## Stemming 

Stemming is an important part of the pipelining process in Natural language processing. The input to the stemmer is tokenized words.
- Stemming brings words in the stem (basic) form
- Problem with stemming is that,it produce the intermediate repersentation of the word which may or may not have any meaning
- we use stemming where meaning of the meaning of word is not our concern


### Stemming algorithms 
- Porter’s Stemmer algorithm : It produces the best output as compared to other stemmers and it has less error rate.
But its applications are only limited to English words.
- Snowball Stemmer : It in an improved version of Porter’s Stemmer.The Snowball Stemmer can map non-English words too and is having greater computational speed. 
- Lancaster Stemmer : The Lancaster stemmers are more aggressive and dynamic compared to the other two stemmers. The stemmer is really faster, but the algorithm is really confusing when dealing with small words. But they are not as efficient as Snowball Stemmers.


#### Application : 
- Search engines 
- Domain vocabularies 
- Email spam classification etc.


## Lemmatization 

Lemmatization is similar to stemming but it brings context to the words. So it links words with similar meaning to one word. Lemmatization is preferred over Stemming because lemmatization does morphological/structural analysis of the words.


#### Application : 
- Chatbots 
- Question Answer application etc.



##  Stemming code

In [1]:
import nltk
from nltk.stem import PorterStemmer
from nltk.corpus import stopwords

In [8]:
# Use case to show how all stemmers convert the words : define a all the stemmer

from nltk.stem import PorterStemmer,LancasterStemmer,SnowballStemmer

porter = PorterStemmer()
lancaster = LancasterStemmer()
snowball = SnowballStemmer('english')

print('****Porter Stemmer****')

print(porter.stem('hobby'))
print(porter.stem('hobbies'))
print(porter.stem('computer'))
print(porter.stem('computations'))
print(porter.stem('history'))
print(porter.stem('histories'))

print('****Lancaster Stemmer****')

print(lancaster.stem('hobby'))
print(lancaster.stem('hobbies'))
print(lancaster.stem('computer'))
print(lancaster.stem('computations'))
print(lancaster.stem('history'))
print(lancaster.stem('histories'))

print('****Snowball Stemmer****')

print(snowball.stem('hobby'))
print(snowball.stem('hobbies'))
print(snowball.stem('computer'))
print(snowball.stem('computations'))
print(snowball.stem('history'))
print(snowball.stem('histories'))

****Porter Stemmer****
hobbi
hobbi
comput
comput
histori
histori
****Lancaster Stemmer****
hobby
hobby
comput
comput
hist
hist
****Snowball Stemmer****
hobbi
hobbi
comput
comput
histori
histori


In [11]:
# Problem solving :
paragraph = """I have three visions for India. In 3000 years of our history, people from all over 
               the world have come and invaded us, captured our lands, conquered our minds. 
               From Alexander onwards, the Greeks, the Turks, the Moguls, the Portuguese, the British,
               the French, the Dutch, all of them came and looted us, took over what was ours. 
               Yet we have not done this to any other nation. We have not conquered anyone. 
               We have not grabbed their land, their culture, 
               their history and tried to enforce our way of life on them.""" 
               

In [18]:
# convert paragraph to words in lower case :
words = nltk.word_tokenize(paragraph.lower())
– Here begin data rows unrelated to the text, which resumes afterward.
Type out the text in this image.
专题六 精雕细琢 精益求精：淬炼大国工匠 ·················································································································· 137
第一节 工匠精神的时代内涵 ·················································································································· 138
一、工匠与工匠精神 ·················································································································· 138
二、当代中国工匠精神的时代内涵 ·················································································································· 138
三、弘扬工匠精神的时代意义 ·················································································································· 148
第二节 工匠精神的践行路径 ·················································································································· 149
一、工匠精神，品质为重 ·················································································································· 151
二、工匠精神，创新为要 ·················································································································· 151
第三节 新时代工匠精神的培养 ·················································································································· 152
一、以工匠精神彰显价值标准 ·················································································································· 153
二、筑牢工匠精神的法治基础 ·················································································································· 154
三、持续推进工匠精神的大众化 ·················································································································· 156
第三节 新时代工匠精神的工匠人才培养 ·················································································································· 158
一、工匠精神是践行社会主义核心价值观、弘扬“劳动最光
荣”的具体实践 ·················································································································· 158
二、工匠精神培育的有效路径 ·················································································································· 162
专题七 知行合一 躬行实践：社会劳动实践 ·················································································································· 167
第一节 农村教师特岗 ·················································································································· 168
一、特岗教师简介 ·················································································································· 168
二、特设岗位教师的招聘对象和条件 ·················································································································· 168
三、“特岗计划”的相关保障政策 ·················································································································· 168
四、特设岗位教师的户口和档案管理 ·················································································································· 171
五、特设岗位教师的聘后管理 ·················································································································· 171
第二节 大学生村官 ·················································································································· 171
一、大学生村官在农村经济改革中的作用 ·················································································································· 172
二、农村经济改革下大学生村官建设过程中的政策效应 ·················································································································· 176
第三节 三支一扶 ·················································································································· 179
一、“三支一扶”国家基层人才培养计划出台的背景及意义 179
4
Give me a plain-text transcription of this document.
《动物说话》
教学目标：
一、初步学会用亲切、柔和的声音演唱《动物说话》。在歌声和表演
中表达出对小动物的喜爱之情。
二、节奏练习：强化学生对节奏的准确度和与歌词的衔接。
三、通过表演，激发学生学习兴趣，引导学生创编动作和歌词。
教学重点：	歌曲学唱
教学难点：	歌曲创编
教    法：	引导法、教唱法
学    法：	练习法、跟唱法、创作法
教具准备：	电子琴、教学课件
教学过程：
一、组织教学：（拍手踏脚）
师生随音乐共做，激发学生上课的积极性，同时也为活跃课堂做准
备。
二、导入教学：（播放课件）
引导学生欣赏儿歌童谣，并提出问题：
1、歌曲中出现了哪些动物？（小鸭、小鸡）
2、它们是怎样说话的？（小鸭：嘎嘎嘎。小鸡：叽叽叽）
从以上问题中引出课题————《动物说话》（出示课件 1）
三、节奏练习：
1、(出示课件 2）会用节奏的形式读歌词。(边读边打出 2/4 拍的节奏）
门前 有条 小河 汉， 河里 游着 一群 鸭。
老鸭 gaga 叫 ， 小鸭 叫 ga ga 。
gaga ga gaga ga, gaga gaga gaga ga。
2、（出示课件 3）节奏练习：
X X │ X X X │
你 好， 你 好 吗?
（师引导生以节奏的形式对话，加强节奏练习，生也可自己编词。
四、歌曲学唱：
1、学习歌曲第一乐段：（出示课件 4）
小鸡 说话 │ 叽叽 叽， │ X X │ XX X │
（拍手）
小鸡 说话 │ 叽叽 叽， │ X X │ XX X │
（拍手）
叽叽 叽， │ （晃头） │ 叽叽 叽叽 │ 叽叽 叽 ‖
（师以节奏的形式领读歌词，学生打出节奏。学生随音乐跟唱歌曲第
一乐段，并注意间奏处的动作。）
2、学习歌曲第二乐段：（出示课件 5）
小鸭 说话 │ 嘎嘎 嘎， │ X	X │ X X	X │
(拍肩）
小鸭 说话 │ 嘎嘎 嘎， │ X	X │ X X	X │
# check output for all stemmers :

for stemmer in (lancaster,porter,snowball):
    print(f"{stem} Looks like :")
    output = [stemmer.stem(w) for w in words]
    print(" ".join(output))
    print()

<nltk.stem.snowball.SnowballStemmer object at 0x00000251BF6DF2E0> Looks like :
i hav three vis for ind . in 3000 year of our hist , peopl from al ov the world hav com and invad us , capt our land , conqu our mind . from alexand onward , the greek , the turk , the mog , the portugues , the brit , the french , the dutch , al of them cam and loot us , took ov what was our . yet we hav not don thi to any oth nat . we hav not conqu anyon . we hav not grab their land , their cult , their hist and tri to enforc our way of lif on them .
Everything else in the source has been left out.